By Bill Kelly, CAIA Association CEO
Our story starts with a former Eagle Scout known as Barber. While his name had absolutely nothing to do with his ultimate professional calling, Barber Conable did, perhaps unwittingly, become the Sweeney Todd of the defined benefit plan.
Barber Conable lived a noble life and eventually found himself as the top Republican on the powerful House Ways and Means Committee in the late 1970s. His district was Upstate New York, home to the likes of Eastman Kodak and Xerox, the corporate power brokers of that time. It turns out that the senior executives at those companies were looking to find a way to invest their deferred compensation in the equity markets while avoiding all taxes until actual receipt of the proceeds. As a solution for a few fat-cats, an obscure section numbered 401(k) was appended to the Revenue Act of 1978 and therein began the death knell of the paternalistic defined benefit plan.

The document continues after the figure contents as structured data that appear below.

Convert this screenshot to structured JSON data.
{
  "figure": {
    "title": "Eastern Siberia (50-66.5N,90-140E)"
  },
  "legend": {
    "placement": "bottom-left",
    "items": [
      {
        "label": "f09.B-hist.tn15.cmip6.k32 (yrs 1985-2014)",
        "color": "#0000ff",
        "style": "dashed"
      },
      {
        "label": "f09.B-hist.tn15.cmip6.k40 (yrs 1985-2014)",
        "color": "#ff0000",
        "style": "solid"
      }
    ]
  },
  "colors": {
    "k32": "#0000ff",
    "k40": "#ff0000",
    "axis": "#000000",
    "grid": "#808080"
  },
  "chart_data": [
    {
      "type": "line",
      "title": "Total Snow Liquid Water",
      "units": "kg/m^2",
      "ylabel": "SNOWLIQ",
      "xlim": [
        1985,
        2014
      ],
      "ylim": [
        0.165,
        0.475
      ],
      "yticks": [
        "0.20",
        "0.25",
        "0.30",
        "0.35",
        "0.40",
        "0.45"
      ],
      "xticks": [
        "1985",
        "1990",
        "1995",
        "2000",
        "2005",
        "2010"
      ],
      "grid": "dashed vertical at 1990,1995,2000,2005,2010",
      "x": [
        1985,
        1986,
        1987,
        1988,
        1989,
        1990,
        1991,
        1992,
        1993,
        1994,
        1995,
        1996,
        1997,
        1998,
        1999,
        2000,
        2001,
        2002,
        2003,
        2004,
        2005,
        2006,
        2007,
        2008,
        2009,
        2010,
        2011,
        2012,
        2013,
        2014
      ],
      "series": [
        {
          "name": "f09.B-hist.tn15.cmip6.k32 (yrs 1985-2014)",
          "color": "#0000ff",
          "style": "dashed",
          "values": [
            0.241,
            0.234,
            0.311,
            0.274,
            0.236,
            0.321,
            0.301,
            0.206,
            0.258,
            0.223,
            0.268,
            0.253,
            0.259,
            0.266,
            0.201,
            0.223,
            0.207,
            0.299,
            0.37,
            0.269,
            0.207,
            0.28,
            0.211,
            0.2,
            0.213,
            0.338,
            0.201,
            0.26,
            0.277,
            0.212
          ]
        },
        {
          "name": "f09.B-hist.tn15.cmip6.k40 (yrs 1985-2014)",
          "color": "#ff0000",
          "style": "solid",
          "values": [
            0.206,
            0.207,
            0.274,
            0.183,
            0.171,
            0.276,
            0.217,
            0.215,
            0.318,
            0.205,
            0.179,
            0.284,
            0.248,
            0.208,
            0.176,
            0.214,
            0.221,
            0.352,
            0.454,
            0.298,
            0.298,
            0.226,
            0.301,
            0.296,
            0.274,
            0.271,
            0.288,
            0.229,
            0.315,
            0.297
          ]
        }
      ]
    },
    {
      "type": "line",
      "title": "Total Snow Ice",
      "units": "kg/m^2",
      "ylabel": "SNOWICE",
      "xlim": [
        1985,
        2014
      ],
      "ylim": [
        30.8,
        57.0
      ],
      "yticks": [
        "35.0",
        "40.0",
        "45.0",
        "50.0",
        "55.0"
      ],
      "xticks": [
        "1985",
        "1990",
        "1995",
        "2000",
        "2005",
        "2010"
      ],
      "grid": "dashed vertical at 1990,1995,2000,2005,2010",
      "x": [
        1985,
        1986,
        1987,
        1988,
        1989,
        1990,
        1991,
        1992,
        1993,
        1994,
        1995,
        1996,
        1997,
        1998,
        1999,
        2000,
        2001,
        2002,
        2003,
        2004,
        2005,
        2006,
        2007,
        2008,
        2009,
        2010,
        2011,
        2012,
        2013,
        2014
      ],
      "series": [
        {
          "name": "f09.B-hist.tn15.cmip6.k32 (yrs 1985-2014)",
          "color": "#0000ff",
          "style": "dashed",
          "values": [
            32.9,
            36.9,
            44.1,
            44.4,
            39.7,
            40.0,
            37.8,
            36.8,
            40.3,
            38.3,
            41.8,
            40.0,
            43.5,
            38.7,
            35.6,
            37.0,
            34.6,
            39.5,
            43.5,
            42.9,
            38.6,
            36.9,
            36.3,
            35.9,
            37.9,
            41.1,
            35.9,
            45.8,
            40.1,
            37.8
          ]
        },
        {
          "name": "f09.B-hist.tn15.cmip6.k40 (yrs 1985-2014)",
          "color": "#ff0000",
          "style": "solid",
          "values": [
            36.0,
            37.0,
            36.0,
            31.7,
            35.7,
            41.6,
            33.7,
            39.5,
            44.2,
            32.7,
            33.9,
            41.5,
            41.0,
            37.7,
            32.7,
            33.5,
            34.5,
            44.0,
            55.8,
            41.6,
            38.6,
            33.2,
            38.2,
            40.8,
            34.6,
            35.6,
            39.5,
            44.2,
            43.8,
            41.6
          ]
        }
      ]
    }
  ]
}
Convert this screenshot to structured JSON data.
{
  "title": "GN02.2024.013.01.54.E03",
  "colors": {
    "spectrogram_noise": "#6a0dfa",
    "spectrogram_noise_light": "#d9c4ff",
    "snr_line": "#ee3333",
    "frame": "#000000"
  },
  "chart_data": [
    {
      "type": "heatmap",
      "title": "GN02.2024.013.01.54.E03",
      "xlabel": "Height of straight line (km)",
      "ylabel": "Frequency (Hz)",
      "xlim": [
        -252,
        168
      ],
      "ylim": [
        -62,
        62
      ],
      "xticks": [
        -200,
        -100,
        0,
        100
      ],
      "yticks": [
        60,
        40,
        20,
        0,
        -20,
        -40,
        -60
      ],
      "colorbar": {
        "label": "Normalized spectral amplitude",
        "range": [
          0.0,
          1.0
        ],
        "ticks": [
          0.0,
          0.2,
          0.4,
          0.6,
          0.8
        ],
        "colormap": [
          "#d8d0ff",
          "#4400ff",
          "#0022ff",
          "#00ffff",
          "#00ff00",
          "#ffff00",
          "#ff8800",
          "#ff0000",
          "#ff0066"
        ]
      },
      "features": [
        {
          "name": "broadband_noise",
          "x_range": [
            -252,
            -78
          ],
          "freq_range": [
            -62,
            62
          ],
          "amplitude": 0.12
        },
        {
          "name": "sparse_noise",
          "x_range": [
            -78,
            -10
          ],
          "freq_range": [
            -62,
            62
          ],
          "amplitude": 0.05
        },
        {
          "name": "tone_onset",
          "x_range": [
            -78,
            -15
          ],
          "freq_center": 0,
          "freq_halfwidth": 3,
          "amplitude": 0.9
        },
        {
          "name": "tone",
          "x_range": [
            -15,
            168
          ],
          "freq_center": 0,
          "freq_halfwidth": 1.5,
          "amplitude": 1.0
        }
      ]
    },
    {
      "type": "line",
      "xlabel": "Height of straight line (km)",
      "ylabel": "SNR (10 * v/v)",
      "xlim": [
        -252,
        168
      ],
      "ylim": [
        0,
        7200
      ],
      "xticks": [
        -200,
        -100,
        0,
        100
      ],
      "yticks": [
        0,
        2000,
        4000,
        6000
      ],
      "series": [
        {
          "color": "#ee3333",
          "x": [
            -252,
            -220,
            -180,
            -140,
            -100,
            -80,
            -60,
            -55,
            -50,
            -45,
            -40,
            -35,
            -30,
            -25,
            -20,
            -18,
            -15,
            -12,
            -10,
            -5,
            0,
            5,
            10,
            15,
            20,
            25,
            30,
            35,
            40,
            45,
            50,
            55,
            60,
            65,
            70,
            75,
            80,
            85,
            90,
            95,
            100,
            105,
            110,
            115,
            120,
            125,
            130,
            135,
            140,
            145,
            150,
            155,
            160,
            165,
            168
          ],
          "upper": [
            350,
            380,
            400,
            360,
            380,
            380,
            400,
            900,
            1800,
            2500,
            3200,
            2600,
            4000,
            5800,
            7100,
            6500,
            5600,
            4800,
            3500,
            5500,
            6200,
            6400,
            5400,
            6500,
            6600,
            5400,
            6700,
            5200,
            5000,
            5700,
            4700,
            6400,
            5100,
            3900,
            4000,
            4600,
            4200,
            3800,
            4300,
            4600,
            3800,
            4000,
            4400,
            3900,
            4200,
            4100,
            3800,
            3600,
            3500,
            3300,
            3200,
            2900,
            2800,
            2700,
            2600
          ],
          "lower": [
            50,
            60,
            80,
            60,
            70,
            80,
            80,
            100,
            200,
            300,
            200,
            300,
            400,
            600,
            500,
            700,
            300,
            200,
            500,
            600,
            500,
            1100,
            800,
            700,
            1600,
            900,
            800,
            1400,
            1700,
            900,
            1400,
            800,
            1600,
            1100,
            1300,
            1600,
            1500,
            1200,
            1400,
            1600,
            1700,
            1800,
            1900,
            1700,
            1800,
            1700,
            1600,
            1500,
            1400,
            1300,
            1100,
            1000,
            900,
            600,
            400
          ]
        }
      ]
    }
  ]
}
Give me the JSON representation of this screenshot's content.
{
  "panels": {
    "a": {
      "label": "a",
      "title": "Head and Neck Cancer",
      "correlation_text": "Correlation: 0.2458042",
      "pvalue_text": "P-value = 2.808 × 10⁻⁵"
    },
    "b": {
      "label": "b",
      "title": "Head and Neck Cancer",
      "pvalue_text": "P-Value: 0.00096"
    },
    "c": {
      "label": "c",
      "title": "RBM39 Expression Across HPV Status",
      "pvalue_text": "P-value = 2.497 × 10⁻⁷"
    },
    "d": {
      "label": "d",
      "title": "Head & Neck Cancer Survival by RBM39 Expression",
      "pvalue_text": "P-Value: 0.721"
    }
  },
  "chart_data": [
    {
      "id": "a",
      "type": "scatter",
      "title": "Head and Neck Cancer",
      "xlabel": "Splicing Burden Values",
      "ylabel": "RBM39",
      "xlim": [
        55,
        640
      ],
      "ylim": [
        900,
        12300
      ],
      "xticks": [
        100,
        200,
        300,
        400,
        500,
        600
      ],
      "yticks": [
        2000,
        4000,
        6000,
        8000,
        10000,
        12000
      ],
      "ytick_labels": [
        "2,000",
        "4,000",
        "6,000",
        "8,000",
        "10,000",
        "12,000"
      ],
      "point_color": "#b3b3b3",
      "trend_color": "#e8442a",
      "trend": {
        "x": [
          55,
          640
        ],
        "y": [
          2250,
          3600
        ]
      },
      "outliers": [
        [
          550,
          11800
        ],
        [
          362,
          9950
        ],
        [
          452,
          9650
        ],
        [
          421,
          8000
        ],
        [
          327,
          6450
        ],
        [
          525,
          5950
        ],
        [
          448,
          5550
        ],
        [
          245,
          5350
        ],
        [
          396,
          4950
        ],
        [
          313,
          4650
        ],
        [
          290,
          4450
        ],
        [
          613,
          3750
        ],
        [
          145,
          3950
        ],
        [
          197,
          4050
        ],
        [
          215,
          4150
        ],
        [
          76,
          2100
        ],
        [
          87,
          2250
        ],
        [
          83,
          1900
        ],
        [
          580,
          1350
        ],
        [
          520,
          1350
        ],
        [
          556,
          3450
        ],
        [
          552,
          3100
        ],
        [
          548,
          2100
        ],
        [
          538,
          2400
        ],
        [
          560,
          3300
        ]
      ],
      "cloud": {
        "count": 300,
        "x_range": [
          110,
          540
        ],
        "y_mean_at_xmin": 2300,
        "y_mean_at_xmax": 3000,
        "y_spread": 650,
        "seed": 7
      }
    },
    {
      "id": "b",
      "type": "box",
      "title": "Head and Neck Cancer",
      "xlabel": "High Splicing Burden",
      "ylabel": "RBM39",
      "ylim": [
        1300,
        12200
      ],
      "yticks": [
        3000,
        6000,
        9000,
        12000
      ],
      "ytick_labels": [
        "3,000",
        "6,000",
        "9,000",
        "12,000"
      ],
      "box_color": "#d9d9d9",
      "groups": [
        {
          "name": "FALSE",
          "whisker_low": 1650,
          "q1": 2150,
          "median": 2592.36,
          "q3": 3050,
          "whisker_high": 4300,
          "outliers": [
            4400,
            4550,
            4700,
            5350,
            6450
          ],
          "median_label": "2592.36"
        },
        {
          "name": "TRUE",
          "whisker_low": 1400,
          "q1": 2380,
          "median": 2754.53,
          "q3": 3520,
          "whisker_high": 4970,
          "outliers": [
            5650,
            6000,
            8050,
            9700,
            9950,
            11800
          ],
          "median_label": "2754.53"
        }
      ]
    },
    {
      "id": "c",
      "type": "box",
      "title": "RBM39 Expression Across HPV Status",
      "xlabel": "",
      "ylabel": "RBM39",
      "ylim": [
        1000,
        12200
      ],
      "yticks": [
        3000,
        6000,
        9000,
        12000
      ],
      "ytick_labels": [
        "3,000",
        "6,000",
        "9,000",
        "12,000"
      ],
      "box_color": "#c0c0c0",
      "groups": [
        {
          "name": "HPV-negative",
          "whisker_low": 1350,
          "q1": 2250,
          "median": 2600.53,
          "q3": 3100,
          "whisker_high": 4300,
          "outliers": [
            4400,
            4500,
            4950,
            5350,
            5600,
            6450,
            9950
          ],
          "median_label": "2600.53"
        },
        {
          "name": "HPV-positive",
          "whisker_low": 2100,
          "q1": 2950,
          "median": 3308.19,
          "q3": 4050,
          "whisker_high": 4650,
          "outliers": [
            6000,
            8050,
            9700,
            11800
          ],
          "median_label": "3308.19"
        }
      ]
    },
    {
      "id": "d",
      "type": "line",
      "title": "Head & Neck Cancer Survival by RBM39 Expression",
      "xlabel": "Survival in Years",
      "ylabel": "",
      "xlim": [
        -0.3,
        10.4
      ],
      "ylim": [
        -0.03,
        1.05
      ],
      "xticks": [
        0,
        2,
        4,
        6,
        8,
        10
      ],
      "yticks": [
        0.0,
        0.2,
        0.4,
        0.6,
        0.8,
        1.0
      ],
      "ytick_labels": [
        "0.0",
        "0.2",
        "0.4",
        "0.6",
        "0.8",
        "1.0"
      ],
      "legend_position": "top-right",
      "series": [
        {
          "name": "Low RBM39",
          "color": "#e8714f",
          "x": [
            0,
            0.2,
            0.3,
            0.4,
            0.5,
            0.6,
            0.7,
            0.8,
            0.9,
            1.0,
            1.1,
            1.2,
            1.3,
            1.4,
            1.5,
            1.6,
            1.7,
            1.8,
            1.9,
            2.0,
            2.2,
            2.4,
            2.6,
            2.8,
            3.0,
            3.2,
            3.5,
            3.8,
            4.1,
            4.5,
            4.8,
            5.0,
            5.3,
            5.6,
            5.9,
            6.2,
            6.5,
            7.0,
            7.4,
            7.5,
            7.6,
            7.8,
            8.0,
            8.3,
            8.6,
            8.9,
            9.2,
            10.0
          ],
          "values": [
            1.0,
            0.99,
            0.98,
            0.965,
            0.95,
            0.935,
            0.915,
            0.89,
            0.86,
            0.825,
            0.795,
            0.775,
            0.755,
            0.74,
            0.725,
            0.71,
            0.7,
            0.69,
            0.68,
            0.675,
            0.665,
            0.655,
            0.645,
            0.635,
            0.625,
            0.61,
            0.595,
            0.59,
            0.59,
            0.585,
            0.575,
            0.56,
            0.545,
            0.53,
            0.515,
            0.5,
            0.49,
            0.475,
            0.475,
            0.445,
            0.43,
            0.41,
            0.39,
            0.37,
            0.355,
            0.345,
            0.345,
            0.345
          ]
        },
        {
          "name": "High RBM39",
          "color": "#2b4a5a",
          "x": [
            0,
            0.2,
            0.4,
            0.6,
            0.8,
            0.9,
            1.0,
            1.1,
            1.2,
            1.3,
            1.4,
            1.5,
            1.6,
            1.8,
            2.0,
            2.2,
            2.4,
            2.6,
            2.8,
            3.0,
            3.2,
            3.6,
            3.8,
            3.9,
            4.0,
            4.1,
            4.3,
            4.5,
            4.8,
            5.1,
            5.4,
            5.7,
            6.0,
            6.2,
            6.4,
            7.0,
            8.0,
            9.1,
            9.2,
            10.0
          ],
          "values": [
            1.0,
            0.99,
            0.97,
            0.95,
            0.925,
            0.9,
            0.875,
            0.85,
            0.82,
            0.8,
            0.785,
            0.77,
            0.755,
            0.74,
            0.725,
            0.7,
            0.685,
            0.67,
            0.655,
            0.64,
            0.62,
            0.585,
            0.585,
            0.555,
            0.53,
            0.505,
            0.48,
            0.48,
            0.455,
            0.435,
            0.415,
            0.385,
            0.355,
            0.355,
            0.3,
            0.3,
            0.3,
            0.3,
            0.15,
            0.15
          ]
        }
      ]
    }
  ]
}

Today, very few workers are covered by a defined benefit plan. They are mostly the province of public pension plans, collectively bargained union contracts, and pay-as-you-go sovereign promises that will all someday need a CARES Act bailout of their own (filed under SOS). It only took until the mid-1990s for the majority of the workforce to be covered by self-funded 401(k) retirement plans for the first time, and that dominance has only grown over the last several decades. We have handed off the twin complexities of investment and longevity risk absent any accountability or responsibility as to how this might end.
This backdrop provides the perfect segue and call to action that are the underpinnings of CAIA Association’s The Next Decade of Alternative Investments: From Adolescence to Responsible Citizenship. Managing risk is a very complex task especially when the risk-free rate is set at zero, destroying the power of compounding even before contemplating inflation. The ability to take said risk is a function of age which can take on many forms, including the risk tolerance (or lack thereof) of a 65-year-old retiree who could potentially live for another 30+ years, where products based on long-term outcomes are lacking in so many ways.
Think about the gray matter under the atrophying defined benefit scheme: a very sophisticated CIO investor office, long on credentials like CAIA, CFA and PhD; a smart pension consultant replete with a team of actuaries in the learned middle, and the triumvirate was rounded out with the asset manager offering access to all types of products across the entirety of the risk premia spectrum. How is it possibly acceptable to take all of these complexities, enveloped in such a sophisticated brain-trust, and dump them on the lap of Jane Q. Public and simply walk away in the hope that it will end well?
Our piece calls for all of us to take back part of the narrative and some of the responsibility beginning with education. We must approach every investor with informed consent and a commitment to help them understand and navigate a dizzying array of product offerings. Transparency must always be front and center and we need to recognize and resolve the agency problem so eloquently brought forward by the late Jack Bogle. Your client will be increasingly less sophisticated and will need your professional advice. Do not ever allow yourself to take advantage of that situation.
The final two calls-to-action really come back to the basics of a sound investment plan focused on diversification, which can only occur with fair and unfettered democratization of portfolio solutions. As markets become more efficient, the former becomes more elusive, especially when one is looking to find the pure beta exposure with often an alpha expectation/fee sitting on top. The recent movement by some global regulators to provide greater access to the private markets, especially at a time when that has become the new home for capital formation, must be very carefully embraced via the aforementioned education and transparency.
Our great industry will never become a respected profession unless we embrace this four-point call to action. The stakes are high, and it is the very neck of sound retirement outcomes that we have laid bare to our own version of an evil barber from Fleet Street. Let’s take back that narrative and put our clients first.
Seek diversification, education and know your risk tolerance. Investing is for the long term.